RIC commemoration not appropriate - victims' descendant
Cyril Jones agrees with Clare mayor Cathal Crowe’s boycotting of RIC commemoration
Cyril Jones at home in Miltown Malbay, Co Clare with a piece of the diningroom table that has a Black and Tan bullet hole from the War of Independence. Photograph: Eamon Ward for The Irish Times
A six-inch-long fragment of timber hangs framed on the wall of Cyril Jones’s sittingroom in Miltown Malbay, coupled with a handwritten note from his deceased mother, Katherine, about a night of violence almost a century ago.
The fragment comes from a kitchen table taken from the ruins of his father’s home and business in the Clare town after it was burned by a combined force of Royal Irish Constabulary and Black and Tans on September 22nd, 1920.
Six RIC officers had been killed earlier in the day by IRA members in a carefully planned ambush at Dromin Hill in Rineen, led by Ignatius O’Neill, who had served in the trenches with the Irish Guards during the first World War.
A certain amount of it is all right, as long as it’s done in a dignified way without going overboard
Shots were fired into the Joneses’ house and shop, before it was set alight. John “Jackie” Jones, the IRA’s local head of intelligence, and his family fled out the back door, hiding in the fields while the house burned.
While it is important to remember the past, the commemoration planned by the State in Dublin Castle is not the appropriate way to remember the RIC, Mr Jones told The Irish Times.
“Personally, I wouldn’t attend something like that. I would acknowledge that something has to be done. A certain amount of it is all right, as long as it’s done in a dignified way without going overboard,” said Mr Jones.

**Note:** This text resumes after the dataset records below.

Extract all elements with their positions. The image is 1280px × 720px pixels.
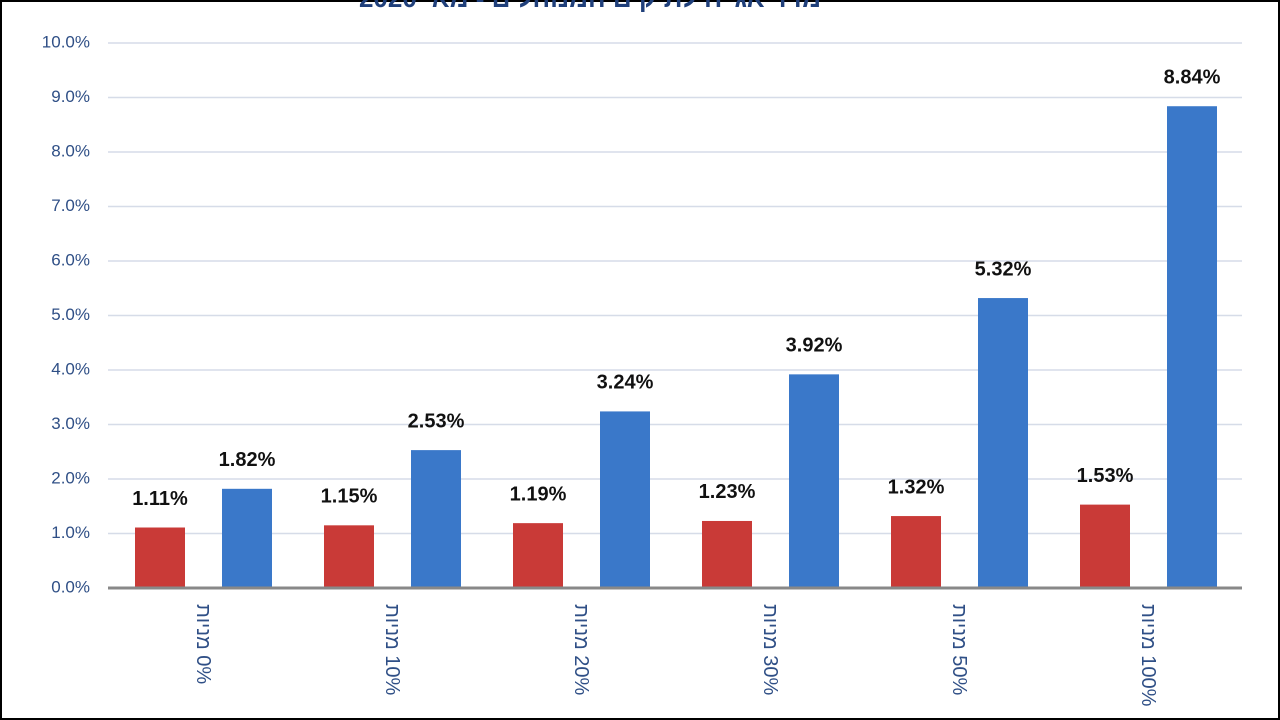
value-label: 2.53%: [408, 410, 465, 432]
value-label: 1.15%: [321, 486, 378, 508]
y-tick-label: 9.0%: [51, 87, 90, 106]
chart-title: מדד אג"ח לתיקים המנוהלים - מאי 2020: [359, 0, 821, 13]
x-tick-label: 30% מניות: [759, 604, 781, 696]
bar: [600, 411, 650, 588]
bar: [411, 450, 461, 588]
bar: [891, 516, 941, 588]
value-label: 1.23%: [699, 481, 756, 503]
y-tick-label: 10.0%: [42, 32, 90, 51]
y-tick-label: 7.0%: [51, 196, 90, 215]
x-tick-label: 0% מניות: [192, 604, 214, 684]
bar: [1080, 504, 1130, 588]
y-tick-label: 6.0%: [51, 250, 90, 269]
value-label: 1.82%: [219, 449, 276, 471]
value-label: 1.53%: [1077, 465, 1134, 487]
value-label: 1.11%: [132, 488, 188, 510]
y-tick-label: 2.0%: [51, 468, 90, 487]
bar: [1167, 106, 1217, 588]
y-tick-label: 5.0%: [51, 305, 90, 324]
value-label: 1.19%: [510, 483, 567, 505]
x-tick-label: 100% מניות: [1137, 604, 1159, 707]
bar: [978, 298, 1028, 588]
y-tick-label: 4.0%: [51, 359, 90, 378]
value-label: 3.24%: [597, 372, 654, 394]
y-tick-label: 0.0%: [51, 577, 90, 596]
value-label: 5.32%: [975, 258, 1032, 280]
bar: [513, 523, 563, 588]
bar: [222, 488, 272, 588]
bar: [789, 374, 839, 588]
bar: [135, 527, 185, 588]
bar: [702, 520, 752, 588]
value-label: 8.84%: [1164, 67, 1221, 89]
x-tick-label: 10% מניות: [381, 604, 403, 696]
value-label: 1.32%: [888, 476, 945, 498]
y-tick-label: 8.0%: [51, 141, 90, 160]
bar: [324, 525, 374, 588]
y-tick-label: 1.0%: [51, 523, 90, 542]
y-tick-label: 3.0%: [51, 414, 90, 433]
value-label: 3.92%: [786, 335, 843, 357]
x-tick-label: 20% מניות: [570, 604, 592, 696]
x-tick-label: 50% מניות: [948, 604, 970, 696]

“I would support Cathal Crowe. His attitude towards this would be my attitude as well. I wouldn’t be talking too much about it and making it into a big deal. I’d acknowledge that it happened, all right, but in a dignified way.”
It’s only in the last 20 or 30 years that we are starting to hear about this properly
Four years ago, Mr Jones welcomed relations of the six RIC members killed at Rineen at the 95th anniversary commemoration.
“It was explained to them that there were no hard feelings. It all happened in a dignified way,” said Mr Jones.
“It’s part of our history but it was never on the curriculum going to school. It’s only in the last 20 or 30 years that we are starting to hear about this properly. It should be recorded, it shouldn’t be brushed under the carpet.”
The burning was a heavy blow for the family. “All their worldly possessions were destroyed except for a table, with a bullet hole in it from a shot fired into the house by the RIC, which was rescued from the burning building by neighbours.
“They had to start all over again. I don’t know how they managed to rebuild, to be honest, they wouldn’t have had much money. All of those people had to start from scratch again.”
The RIC and Black and Tans had “plenty of drink taken before they arrived” and opened with indiscriminate fire. “All the people on our street ran out their back doors and out into the fields to hide for the night,” he said.
There is a difference between a proper historical understanding and a commemoration
“They [RIC and the Black and Tans] really went on the rampage after that. They moved on to Lahinch and on to Ennistymon. There were an awful lot of atrocities committed that night.”
Clare historian and War of Independence scholar Dr Tomás Mac Conmara says the RIC should be acknowledged, but not commemorated because it was “responsible for a pretty brutal attempt to suppress the drive for independence”.
“It seems counter-intuitive to me for the Irish State to celebrate an organisation that, if it was successful, would have prevented independence,” said Dr Mac Conmara. “There is a difference between a proper historical understanding and a commemoration. What is planned is a commemoration.”